The last (and first) time I saw Agatha Christie’s The Mousetrap was performance number 25,114 at St Martin’s Theatre. I was looking for a Tuesday matinee before seeing a preview of Peter Morgan’s The Audience starring Helen Mirren in the evening. Now in its 68th year in the West End, the play is also touring and shows no signs of slowing down. And whilst the play is more than a bit of a warhorse, it has become a staple of British theatre. In the excellent programme which charts the play’s history, including a list of every London cast, there’s an accompaniment of major news headlines from each year. Through royal scandals, political crises and indeed pandemics, this who-dunnit is still standing. But whether you view it as a museum piece or bona fide murder mystery with a capacity to thrill, Christie’s good old-fashioned stage craft ensures that The Mousetrap is still satiating audiences in 2020.

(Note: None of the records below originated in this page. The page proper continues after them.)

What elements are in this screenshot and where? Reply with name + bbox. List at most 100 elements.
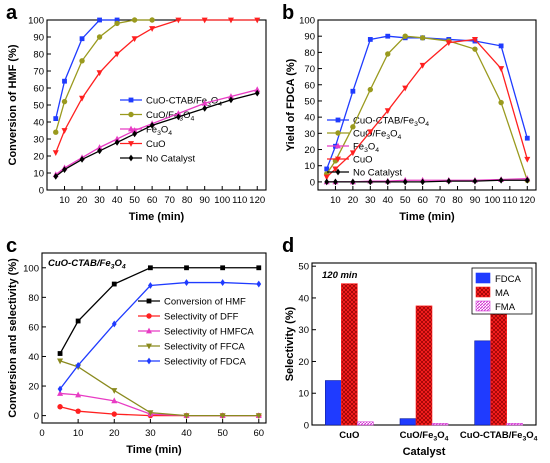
data-point: [402, 178, 408, 186]
legend-label: FDCA: [495, 274, 522, 285]
legend-marker: [146, 357, 152, 365]
legend-entry: Fe3O4: [327, 142, 379, 154]
legend-label: CuO: [146, 139, 166, 150]
data-point: [498, 99, 504, 106]
legend-marker: [146, 298, 152, 304]
bar-ma: [415, 305, 433, 426]
x-tick-label: 40: [181, 428, 192, 439]
data-point: [419, 62, 426, 69]
y-tick-label: 60: [304, 80, 315, 91]
x-tick-label: 50: [129, 195, 140, 206]
data-point: [367, 86, 374, 93]
data-point: [52, 150, 59, 156]
legend-entry: CuO-CTAB/Fe3O4: [120, 96, 222, 108]
panel-label: a: [6, 2, 18, 24]
data-point: [498, 66, 505, 72]
data-point: [367, 129, 374, 136]
y-tick-label: 20: [304, 145, 315, 156]
data-point: [183, 413, 190, 420]
panel-annotation: CuO-CTAB/Fe3O4: [48, 258, 126, 271]
data-point: [62, 166, 67, 173]
y-tick-label: 80: [304, 48, 315, 59]
data-point: [367, 178, 373, 186]
data-point: [57, 390, 64, 396]
legend-label: Fe3O4: [146, 125, 172, 138]
data-point: [446, 177, 452, 185]
y-tick-label: 80: [33, 50, 44, 61]
bar-ma: [490, 305, 507, 426]
x-tick-label: 40: [112, 195, 123, 206]
data-point: [402, 85, 409, 92]
x-tick-label: 60: [417, 195, 428, 206]
x-tick-label: 110: [502, 195, 517, 206]
data-point: [350, 124, 356, 130]
y-tick-label: 40: [33, 118, 44, 129]
data-point: [254, 89, 260, 97]
data-point: [385, 51, 391, 57]
legend-marker: [335, 130, 341, 136]
data-point: [131, 36, 138, 43]
panel-a: a 0 10 20 30 40 50 60 70 80 90 100 Conversion of HMF…: [6, 2, 267, 223]
y-tick-label: 20: [33, 152, 44, 163]
data-point: [114, 20, 120, 27]
bar-fdca: [325, 380, 342, 426]
panel-label: c: [6, 235, 17, 257]
legend-label: FMA: [495, 302, 516, 313]
legend-entry: Conversion of HMF: [138, 297, 246, 308]
panel-label: d: [282, 235, 294, 257]
legend-label: Selectivity of DFF: [164, 312, 239, 323]
y-axis-label: Conversion of HMF (%): [7, 44, 19, 165]
bar-fma: [431, 423, 449, 426]
y-tick-label: 50: [33, 101, 44, 112]
x-tick-label: 40: [382, 195, 393, 206]
data-point: [96, 34, 103, 40]
data-point: [227, 17, 234, 24]
legend-marker: [335, 168, 341, 176]
data-point: [149, 122, 155, 129]
y-tick-label: 90: [33, 33, 44, 44]
x-tick-label: 110: [232, 195, 247, 206]
data-point: [61, 128, 68, 134]
data-point: [62, 78, 67, 84]
data-point: [75, 391, 82, 398]
legend-swatch: [475, 300, 491, 312]
data-point: [53, 116, 59, 121]
series-line: [59, 360, 259, 417]
data-point: [219, 413, 226, 420]
legend: FDCA MA FMA: [471, 267, 533, 315]
y-tick-label: 80: [28, 293, 39, 304]
x-tick-label: 20: [77, 195, 88, 206]
legend-label: CuO: [353, 155, 373, 166]
y-tick-label: 10: [304, 161, 315, 172]
series-0: [57, 265, 262, 356]
legend-entry: Fe3O4: [120, 125, 172, 138]
data-point: [184, 279, 189, 286]
y-tick-label: 30: [298, 325, 309, 336]
data-point: [324, 178, 330, 186]
legend-marker: [146, 343, 152, 350]
data-point: [149, 26, 156, 32]
data-point: [332, 166, 339, 173]
legend-marker: [146, 327, 152, 334]
data-point: [111, 397, 118, 404]
data-point: [254, 86, 261, 93]
data-point: [445, 40, 452, 47]
data-point: [367, 37, 373, 42]
legend-label: MA: [495, 288, 510, 299]
data-point: [176, 113, 181, 121]
y-tick-label: 30: [33, 135, 44, 146]
y-tick-label: 40: [304, 113, 315, 124]
x-tick-label: 120: [519, 195, 535, 206]
panel-annotation: 120 min: [322, 270, 358, 281]
legend-entry: Selectivity of FDCA: [138, 357, 246, 368]
data-point: [220, 265, 226, 271]
data-point: [472, 177, 478, 185]
data-point: [79, 36, 85, 42]
legend-entry: Selectivity of FFCA: [138, 342, 245, 353]
data-point: [111, 320, 117, 328]
x-tick-label: 70: [164, 195, 175, 206]
legend-marker: [335, 117, 341, 123]
x-tick-label: CuO-CTAB/Fe3O4: [460, 430, 538, 443]
x-tick-label: 70: [435, 195, 446, 206]
x-tick-label: 60: [147, 195, 158, 206]
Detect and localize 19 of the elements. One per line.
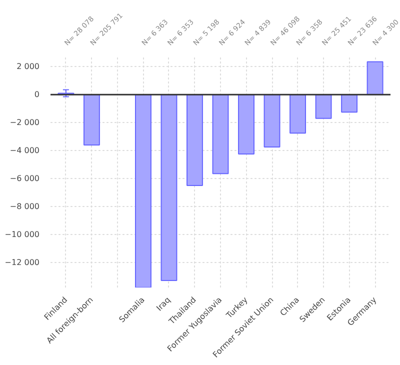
y-tick-label: −4 000 [10, 146, 40, 156]
bar [186, 94, 203, 186]
y-tick-label: 0 [34, 90, 40, 100]
y-tick-label: −12 000 [4, 258, 40, 267]
y-tick-label: −8 000 [10, 202, 40, 211]
bar [212, 94, 229, 174]
bar [366, 61, 384, 96]
y-tick-label: −6 000 [10, 174, 40, 183]
bar [160, 94, 178, 282]
bar [341, 94, 358, 113]
y-tick-label: 2 000 [16, 62, 40, 72]
bar [238, 94, 254, 155]
bar [264, 94, 280, 148]
y-tick-label: −2 000 [10, 118, 40, 128]
bar [290, 94, 306, 134]
y-tick-label: −10 000 [4, 230, 40, 239]
bar [315, 94, 332, 119]
bar [135, 94, 152, 288]
bar [83, 94, 100, 146]
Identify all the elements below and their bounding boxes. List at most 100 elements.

The curtain rises on a radio bulletin announcing that a woman has been murdered in Paddington. Miles away, in the Berkshire countryside, is the play’s setting of Monkswell Manor, a guesthouse ran by a young married couple. We see a string of guests arrive, many of whom fit the description of the murderer, shortly before Sergeant Trotter who claims that the London murder could well be connected to the guests, all of whom are in danger. There are several twists and interesting backstories, characters not being as they first appear, and even a second murder before the curtain closes on the first act. The second act cuts to the chase a lot quicker, and there’s a clever Hamlet link when characters start to re-enact the murder. Anthony Holland’s design plays the part of charming, rural guesthouse very well: wood-panelling, cosy armchairs, and plenty of exits which hide a rabbit warren of corridors to link up the rest of the house – a nice quirk which also provides a modus operandi. Snow can be seen falling from outside the window, and several nursery rhyme motifs contribute to the production’s playful tone. The cast all do splendid work – I can only imagine how the actors feel having to wear the shoes of dozens of actors before them; mere cogs in a bigger machine. In particular, Susan Penhaligon stands out as the brassy Mrs Boyle, Steven Elliott has a lot of fun chewing the scenery as Mr Paravicini, and Martin Allanson gives a confidently assured performance as Sergeant Trotter.
Christie’s works have had a bit of a renaissance in recent years: from the “sexed-up”, first-rate BBC adaptations to the chocolate box Kenneth Branagh films, even on stage with Lucy Bailey’s production of Witness for the Prosecution at London County Hall. But amongst them all, The Mousetrap is still her calling card. Its enduring popularity remains a bit of a mystery to me, but an enjoyable one at that. There are other curiosities to the play: why the drawn-out exposition? What is in Paravicini’s little bag? And for fans of Mischief Theatre, there’s plenty of fun to be had out of spotting echoes of Murder at Haversham Manor.